Corruption in India is structural and systemic. A prognosis of the scams establishes that they emerge from the overwhelming and disproportionate role that big corporates, both Indian and domestic, play in accessing, owning, and controlling the nation’s natural and community assets to the detriment of our people.
The contentious issue in the high-profile scams has been the price at which natural assets — spectrum, minerals, petroleum and gas reserves, and prime urban and rich agricultural land — were made available to powerful corporates, leading to huge losses for the public exchequer and the people. This is not to discount the debilitating effect that such transfers engender in terms of safety and security (possible hazardous affects of nuclear plants), sustainability, and food security in the case of agricultural land, and so forth.
In order to facilitate the transfer of ownership or its functional variants like lease rights, operational license, PPP route, etc, the hitherto existing constitutional and legal provisions are contravened and regulatory mechanisms breached. It is here that the government – politicians and bureaucrats at the helm of decision-making – play havoc. Obviously, such ‘cooperation’ with the corporates is ensured for material consideration. This is the basis for corruption and scams.
It is not only a moral issue but has ramifications for the economy and the people. The paradigm of neo-liberal globalisation enjoins an ideological veil for the nation-state, which puts up the specious argument that in this current phase of economic reforms, the State must withdraw and allow market forces to play out without any inhibition. This is a pretentious positioning. Without the State taking active steps, such unshackling of the market forces, often a euphemism for big corporates, the objectives pursued by a neo-liberal paradigm cannot be achieved. And therein lies the question of complicity and corruption in the various scams.

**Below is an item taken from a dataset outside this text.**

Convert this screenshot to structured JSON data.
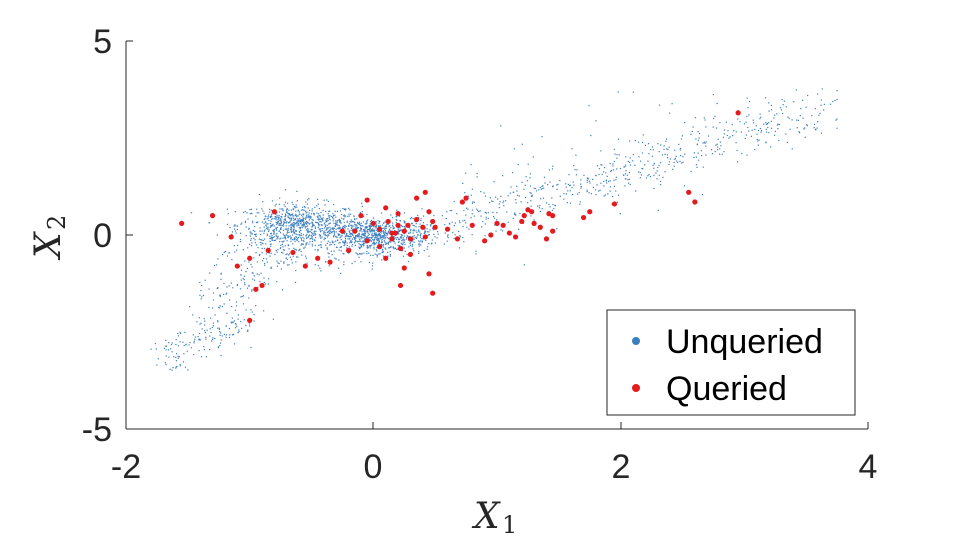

In order to obfuscate this dynamic, it becomes imperative to insulate such a course from public attention and intervention. This has been the defining aspect of the neo-liberal discourse: to undermine the role of political parties and, more importantly, elected representatives. A substitution of intervention of elected representatives by ‘experts’, often of a dubious Fund-Bank lineage, has been preferred. This has now been taken a step further by bringing in the concept of civil society intervention. Not that the civil society should be denied a rightful space in the public discourse. But that should be more in the way of informing and sensitising the people and as a countervailing force against government unilateralism. It cannot hijack the parliamentary process and the independence of the legislature, which are the major bulwark to enforce accountability of the executive.
Unfortunately, this is precisely what is happening. Stung by charges of corruption and scams centring on the handing over of natural assets and faced with growing demand for reform of the processes and institutions to plug corruption, the government has embarked on engagement with several variants of civil society. At times, it has been with Baba Ramdev and, at times, with ‘Team Anna’. The government has worked overtime to undermine the role of the political process and elected representatives.
And, painful as it may sound, civil society groups have also painted the entire political process as corrupt and irrelevant. Even more painfully, these groups have remained conspicuously silent on the role of powerful private corporates, who have been a major player and beneficiary of these scams.
It is time to fight this obnoxious process. People have to rise in revolt. Not just an effective Lokpal, we need a National Judicial Commission, an effective electoral reform in ensuring State funding, and transparent and credible steps to break the corporate-politician-bureaucrat nexus and stop the generation and interplay of black money. This is an agenda that can morally cleanse India and stem the negative transfer of resources from the aam admi. This is an imperative for our present and for the future.